Merci de parler d’altruisme tant il y a des préjugés sur ces sujets. Certains voient parfois la pratique de la méditation comme autocentrée, narcissique ou individualiste. En réalité, la médiation est orientée fondamentalement vers les autres, car elle nous connecte mieux au monde. La connaissance de soi permet d’avoir des relations plus équilibrées avec les autres. Il y a beaucoup de méditations guidées, orientées vers les autres : méditation d’amour, de compassion ou de gratitude. On peut ainsi entraîner « en chambre » ses réseaux neuronaux (comme un muscle) à envoyer de l’amour à des proches, voisins, aussi à des personnes qu’on aime moins … et aussi à soi, qu’on oublie parfois. À exprimer de la gratitude pour les personnes qui ont préparé le repas, les agriculteurs, les transporteurs, le soleil… Pour soi comme pour les autres.  Méditer permet d’apprendre à mieux s’aimer soi-même pour mieux aimer les autres ensuite (comme le masque à oxygène dans l’avion qu’on est invité à mettre avant de le mettre à ses enfants).

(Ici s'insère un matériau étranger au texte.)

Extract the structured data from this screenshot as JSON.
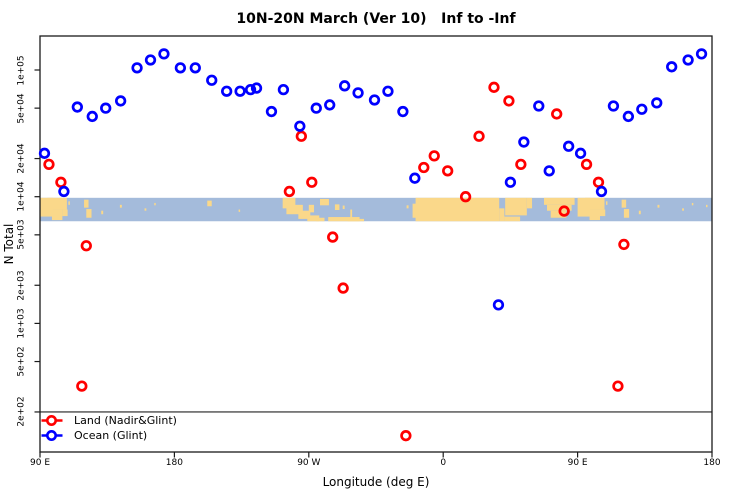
{
  "title": "10N-20N March (Ver 10)   Inf to -Inf",
  "axes": {
    "x_label": "Longitude (deg E)",
    "y_label": "N Total"
  },
  "legend": [
    {
      "label": "Land (Nadir&Glint)",
      "color": "#ff0000"
    },
    {
      "label": "Ocean (Glint)",
      "color": "#0000ff"
    }
  ],
  "colors": {
    "land": "#ff0000",
    "ocean": "#0000ff",
    "map_land": "#fad88a",
    "map_ocean": "#a4bbdb",
    "frame": "#1a1a1a",
    "ref_line": "#4a4a4a"
  },
  "chart_data": {
    "type": "scatter",
    "title": "10N-20N March (Ver 10)   Inf to -Inf",
    "xlabel": "Longitude (deg E)",
    "ylabel": "N Total",
    "x_axis": {
      "type": "linear",
      "range_deg": [
        90,
        540
      ],
      "note": "longitude axis spans 450 deg; 90E-180 band repeated at both ends",
      "ticks": [
        {
          "deg": 90,
          "label": "90 E"
        },
        {
          "deg": 180,
          "label": "180"
        },
        {
          "deg": 270,
          "label": "90 W"
        },
        {
          "deg": 360,
          "label": "0"
        },
        {
          "deg": 450,
          "label": "90 E"
        },
        {
          "deg": 540,
          "label": "180"
        }
      ]
    },
    "y_axis": {
      "type": "log",
      "range": [
        140,
        180000
      ],
      "ticks": [
        {
          "value": 100000,
          "label": "1e+05"
        },
        {
          "value": 50000,
          "label": "5e+04"
        },
        {
          "value": 20000,
          "label": "2e+04"
        },
        {
          "value": 10000,
          "label": "1e+04"
        },
        {
          "value": 5000,
          "label": "5e+03"
        },
        {
          "value": 2000,
          "label": "2e+03"
        },
        {
          "value": 1000,
          "label": "1e+03"
        },
        {
          "value": 500,
          "label": "5e+02"
        },
        {
          "value": 200,
          "label": "2e+02"
        }
      ]
    },
    "reference_line_n": 200,
    "grid": false,
    "legend_position": "bottom-left",
    "series": [
      {
        "id": "land",
        "name": "Land (Nadir&Glint)",
        "color": "#ff0000",
        "points": [
          [
            96,
            18000
          ],
          [
            104,
            13000
          ],
          [
            118,
            320
          ],
          [
            121,
            4100
          ],
          [
            257,
            11000
          ],
          [
            265,
            30000
          ],
          [
            272,
            13000
          ],
          [
            286,
            4800
          ],
          [
            293,
            1900
          ],
          [
            335,
            130
          ],
          [
            347,
            17000
          ],
          [
            354,
            21000
          ],
          [
            363,
            16000
          ],
          [
            375,
            10000
          ],
          [
            384,
            30000
          ],
          [
            394,
            73000
          ],
          [
            404,
            57000
          ],
          [
            412,
            18000
          ],
          [
            436,
            45000
          ],
          [
            441,
            7700
          ],
          [
            456,
            18000
          ],
          [
            464,
            13000
          ],
          [
            477,
            320
          ],
          [
            481,
            4200
          ]
        ]
      },
      {
        "id": "ocean",
        "name": "Ocean (Glint)",
        "color": "#0000ff",
        "points": [
          [
            93,
            22000
          ],
          [
            106,
            11000
          ],
          [
            115,
            51000
          ],
          [
            125,
            43000
          ],
          [
            134,
            50000
          ],
          [
            144,
            57000
          ],
          [
            155,
            104000
          ],
          [
            164,
            120000
          ],
          [
            173,
            134000
          ],
          [
            184,
            104000
          ],
          [
            194,
            104000
          ],
          [
            205,
            83000
          ],
          [
            215,
            68000
          ],
          [
            224,
            68000
          ],
          [
            231,
            70000
          ],
          [
            235,
            72000
          ],
          [
            245,
            47000
          ],
          [
            253,
            70000
          ],
          [
            264,
            36000
          ],
          [
            275,
            50000
          ],
          [
            284,
            53000
          ],
          [
            294,
            75000
          ],
          [
            303,
            66000
          ],
          [
            314,
            58000
          ],
          [
            323,
            68000
          ],
          [
            333,
            47000
          ],
          [
            341,
            14000
          ],
          [
            397,
            1400
          ],
          [
            405,
            13000
          ],
          [
            414,
            27000
          ],
          [
            424,
            52000
          ],
          [
            431,
            16000
          ],
          [
            444,
            25000
          ],
          [
            452,
            22000
          ],
          [
            466,
            11000
          ],
          [
            474,
            52000
          ],
          [
            484,
            43000
          ],
          [
            493,
            49000
          ],
          [
            503,
            55000
          ],
          [
            513,
            106000
          ],
          [
            524,
            120000
          ],
          [
            533,
            134000
          ]
        ]
      }
    ],
    "map_strip": {
      "description": "world coastline band 10N-20N overlaid across plot",
      "value_top": 9800,
      "value_bottom": 6400,
      "land_blocks": [
        [
          90,
          98.5,
          0,
          0.8
        ],
        [
          95,
          108,
          0,
          0.5
        ],
        [
          98,
          105,
          0.5,
          0.95
        ],
        [
          105,
          108.5,
          0.5,
          0.78
        ],
        [
          109,
          110,
          0.15,
          0.3
        ],
        [
          119.5,
          122.5,
          0.08,
          0.42
        ],
        [
          121,
          124.5,
          0.48,
          0.85
        ],
        [
          131,
          132.3,
          0.55,
          0.7
        ],
        [
          143.5,
          144.8,
          0.3,
          0.42
        ],
        [
          160,
          161.2,
          0.45,
          0.55
        ],
        [
          166.5,
          167.5,
          0.22,
          0.32
        ],
        [
          202,
          205,
          0.12,
          0.36
        ],
        [
          223,
          224,
          0.5,
          0.6
        ],
        [
          252.5,
          261,
          0,
          0.45
        ],
        [
          255,
          266,
          0.3,
          0.7
        ],
        [
          263,
          271,
          0.55,
          0.9
        ],
        [
          269,
          277,
          0.75,
          1
        ],
        [
          270,
          273.5,
          0.3,
          0.62
        ],
        [
          275,
          280.5,
          0.85,
          1
        ],
        [
          277.5,
          283.5,
          0.05,
          0.32
        ],
        [
          287.5,
          290.5,
          0.28,
          0.52
        ],
        [
          292.7,
          294,
          0.33,
          0.48
        ],
        [
          297.8,
          299,
          0.5,
          0.95
        ],
        [
          283,
          304,
          0.82,
          1
        ],
        [
          296,
          307,
          0.9,
          1
        ],
        [
          335.5,
          336.8,
          0.32,
          0.45
        ],
        [
          339.5,
          342,
          0.25,
          0.85
        ],
        [
          341.5,
          397.5,
          0,
          1
        ],
        [
          397.5,
          401,
          0.45,
          1
        ],
        [
          401,
          411.5,
          0.8,
          1
        ],
        [
          401.5,
          416,
          0,
          0.75
        ],
        [
          416,
          419.5,
          0,
          0.45
        ],
        [
          427.5,
          448,
          0,
          0.3
        ],
        [
          429.5,
          446,
          0.3,
          0.55
        ],
        [
          432,
          442.5,
          0.55,
          0.85
        ],
        [
          450,
          458.5,
          0,
          0.8
        ],
        [
          455,
          468,
          0,
          0.5
        ],
        [
          458,
          465,
          0.5,
          0.95
        ],
        [
          465,
          468.5,
          0.5,
          0.78
        ],
        [
          469,
          470,
          0.15,
          0.3
        ],
        [
          479.5,
          482.5,
          0.08,
          0.42
        ],
        [
          481,
          484.5,
          0.48,
          0.85
        ],
        [
          491,
          492.3,
          0.55,
          0.7
        ],
        [
          503.5,
          504.8,
          0.3,
          0.42
        ],
        [
          520,
          521.2,
          0.45,
          0.55
        ],
        [
          526.5,
          527.5,
          0.22,
          0.32
        ],
        [
          536,
          537,
          0.3,
          0.4
        ]
      ]
    }
  }
}
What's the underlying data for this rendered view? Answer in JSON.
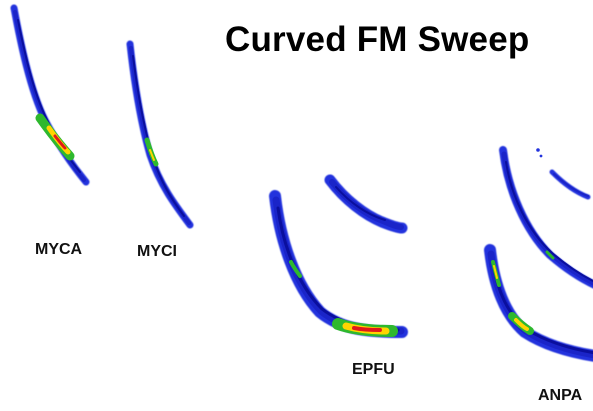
{
  "title": "Curved FM Sweep",
  "species": [
    {
      "code": "MYCA"
    },
    {
      "code": "MYCI"
    },
    {
      "code": "EPFU"
    },
    {
      "code": "ANPA"
    }
  ],
  "colors": {
    "sweep_edge": "#2233dd",
    "sweep_mid": "#1a24c8",
    "sweep_inner": "#0a0f9e",
    "energy_green": "#2eb82e",
    "energy_yellow": "#ffd400",
    "energy_red": "#e01a1a"
  }
}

Il existe des retraites de méditation en groupe pour cultiver ensemble ou des pratiques collectives au travail. On se reconnecte à la méditation pour soi et pour les autres. L’impression de méditer en groupe est possible sur Petit Bambou, on peut voir le nombre d’utilisateurs connectés par exemple, on propose une séance du jour à laquelle chacun a accès. 

Quel conseil donnerais-tu en entrée ou sortie d’École ?

Profiter de chaque instant en étant particulièrement ouvert pour développer des compétences de présence à soi et de pleine conscience.